I came late to the sous vide party—late, kicking, and screaming. I had friends who crooned over these French-inflected devices, with breathless Facebook posts and endless Instagram pics. Everyone just seemed to be trying a little too hard. Until I actually got one. Now, you can count me converted. I’m a be-vider.
If you’re not familiar with the technique, a quick primer: A sous vide machine is about as thick as your wrist and as long as a loaf of bread. (Mine is an Anova model with a Bluetooth feature that I never use. About $130.) You clip it to a tall pot of water, and the device heats the water to a preset temperature and circulates the water gently around the pot. You place a cut of meat inside a vacuum-sealed or zippered plastic baggie and drop it in. Whatever is inside that bag—a thick steak, a wild turkey breast, a whole chicken, eggs, potatoes, a stack of salmon fillets, an entire deer leg if your pot is big enough—will come to that preset temp in a few hours and never go past it. You could cook a ten-inch-thick steak medium rare and it will be medium rare all ten inches through. The slow cooking keeps tough meat parts from contracting under intense heat and mellows out flavors. After a quick sear on a grill or stove top, you’ll be gifted with a perfectly cooked cut of meat time after time for time immemorial.
Honestly, it’s just about unbelievable. Let’s say you have a freezer full of a few ducks and a deer steak or three. Or perhaps there’s a spare backstrap tucked into a corner. Or maybe you’re not a hunter at all, but you’re wondering what to do with a monstrous ribeye that’s landed in your care. You don’t even need much inspiration. Consider yesterday.

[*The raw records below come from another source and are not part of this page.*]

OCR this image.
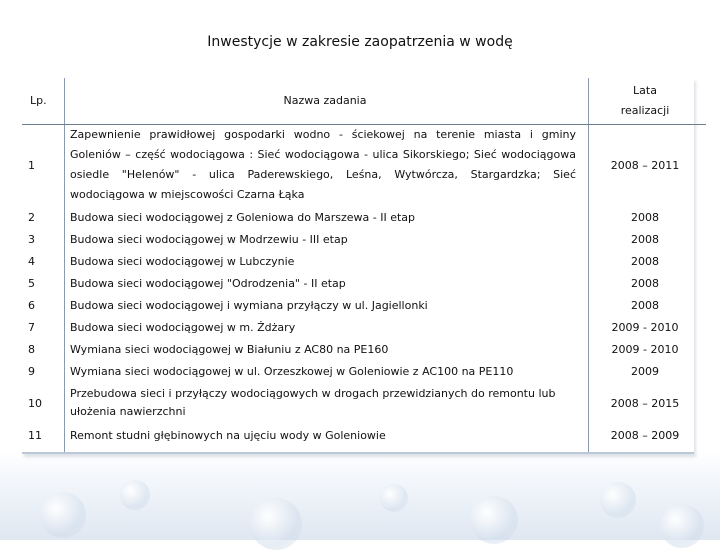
Inwestycje w zakresie zaopatrzenia w wodę
Lp.	Nazwa zadania	Lata realizacji
1	Zapewnienie prawidłowej gospodarki wodno - ściekowej na terenie miasta i gminy Goleniów – część wodociągowa : Sieć wodociągowa - ulica Sikorskiego; Sieć wodociągowa osiedle "Helenów" - ulica Paderewskiego, Leśna, Wytwórcza, Stargardzka; Sieć wodociągowa w miejscowości Czarna Łąka	2008 – 2011
2	Budowa sieci wodociągowej z Goleniowa do Marszewa - II etap	2008
3	Budowa sieci wodociągowej w Modrzewiu - III etap	2008
4	Budowa sieci wodociągowej w Lubczynie	2008
5	Budowa sieci wodociągowej "Odrodzenia" - II etap	2008
6	Budowa sieci wodociągowej i wymiana przyłączy w ul. Jagiellonki	2008
7	Budowa sieci wodociągowej w m. Żdżary	2009 - 2010
8	Wymiana sieci wodociągowej w Białuniu z AC80 na PE160	2009 - 2010
9	Wymiana sieci wodociągowej w ul. Orzeszkowej w Goleniowie z AC100 na PE110	2009
10	Przebudowa sieci i przyłączy wodociągowych w drogach przewidzianych do remontu lub ułożenia nawierzchni	2008 – 2015
11	Remont studni głębinowych na ujęciu wody w Goleniowie	2008 – 2009
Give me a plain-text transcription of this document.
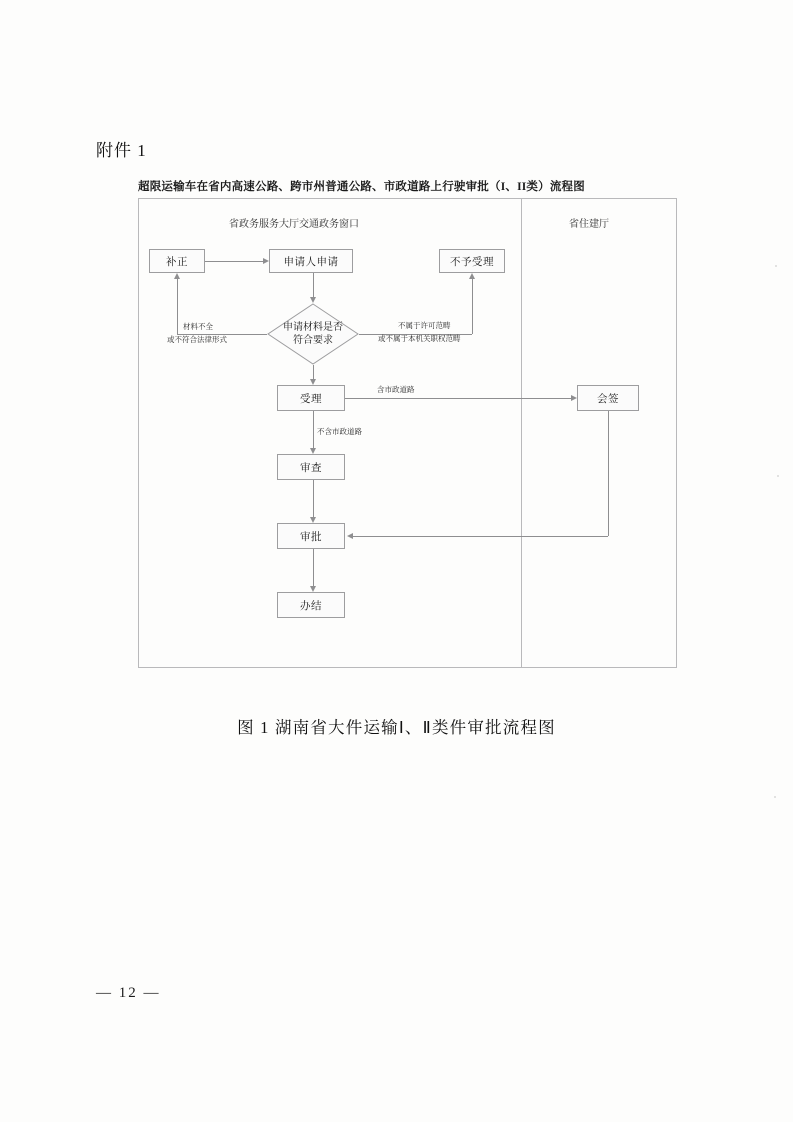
附件 1
超限运输车在省内高速公路、跨市州普通公路、市政道路上行驶审批（I、II类）流程图
省政务服务大厅交通政务窗口	省住建厅
补正	申请人申请	不予受理
申请材料是否
符合要求
受理	会签
审查
审批
办结
材料不全
或不符合法律形式
不属于许可范畴
或不属于本机关职权范畴
含市政道路
不含市政道路
图 1 湖南省大件运输Ⅰ、Ⅱ类件审批流程图
— 12 —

I crack open the wild freezer and ferret through racks of venison, ducks, doves, jackrabbits, moose, bear, and the turkey feet I forgot all about. I have no idea what I want for dinner. All I know is that I am tired of cooking, and double tired of cooking in summer heat. I settle on a hand-cut frozen whitetail steak from last year’s 9-pointer.
I toss the frozen steak in a bowl of cold water and head to the basement office.
Whoo, a full day of work! Time to clock out! Just kidding. Time to crank up the sous vide machine. I fill a pot with water, clamp on the machine, and set it for 122 degrees. I coat the steak with a coffee, cumin, and brown-sugar rub, place it in a zippered baggie, add three shakes of Worcestershire sauce, seal it up, and drop it into the sous vide bath. All of this takes four minutes. I do not think about it again for hours.
Thunder outside. Crud. No grilling for me. I take the steak out of its spa bath, drain off the juice, pat it dry, and pull out a cast-iron skillet. I add a teaspoon of butter and a dollop of vegetable oil to the pan, and heat it till it threatens to smoke. I brown the steak for maybe a minute on each side, just enough for a bit of caramelized crust but not long enough to raise the interior temp past medium rare.
And sweet mother of pearl, the old buck is tender as a green pea.
I’ve cooked venison, duck, moose, beef, chicken, and pork with the sous vide. I’ve used cuts as small as a steak for one or a moose backstrap for six. The results have been consistently excellent. There’s very little prep work, limitless creativity, and virtually no cleanup of the sous vide machine itself. And it cooks wild game tender as a paper bag of butter.